Stress can lead the liver Qi to stagnate. Meditation is an ancient practice that’s experiencing a surge in popularity. Sometimes called a mindfulness practice, meditation involves training your mind to stay in the present and stay focussed. Meditating has been shown to reduce stress,6 which can help Qi to move more smoothly.

6. Get moving

Getting your body moving helps to pump the blood and lymphatic fluid around it, delivering vital nutrients and carrying away wastes. Qigong exercises are of particular benefit to the liver according to TCM. These help your body deal with stress7 and can therefore help to prevent stagnant qi in the liver. Qigong includes movement, meditation and breathing in a specific pattern.
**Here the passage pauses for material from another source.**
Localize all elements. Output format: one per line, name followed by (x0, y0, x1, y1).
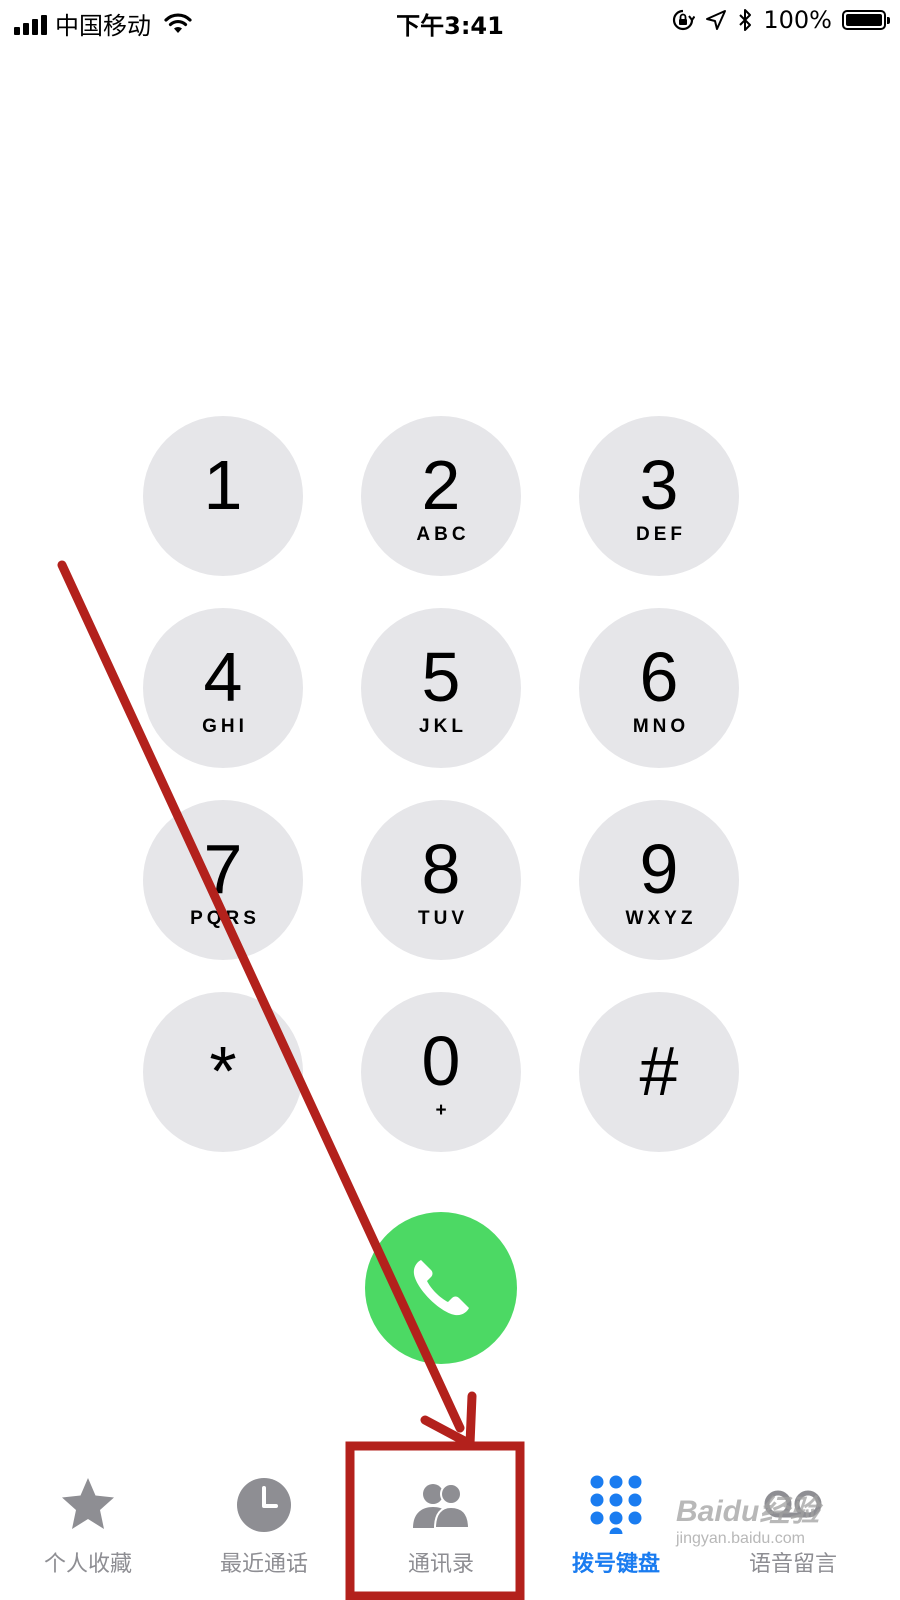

However, the specific form of exercise you do isn’t as important as simply getting moving! Find something you enjoy and try to move your body at least a few times a week.

Always read the label. Follow the directions for use. If symptoms persist, worsen or change unexpectedly, talk to your healthcare professional.

References

  1. AIHW 2018. Australia’s health series no. 16. AUS 221. Canberra: AIHW.
  2. Hechtman L. Clinical Naturopathic Medicine, 2014:1467-1468. Churchill Livingstone Elsevier: Sydney.
  3. Setshedi M, et al. Ox Med Cell Long 2010;3:178-185.
  4. Nseir W, et al. World J Gastroenterol 2010;16(21):2579-2588.
  5. Oteng AB, et al. Adv Nutr 2020;11(3):697-708.
  6. Goldberg SB, et al. JMIR Ment Health 2020;7(11):e238251.
  7. van Dam K. Int J Environ Recs Publi Health 2020;17(19):7342.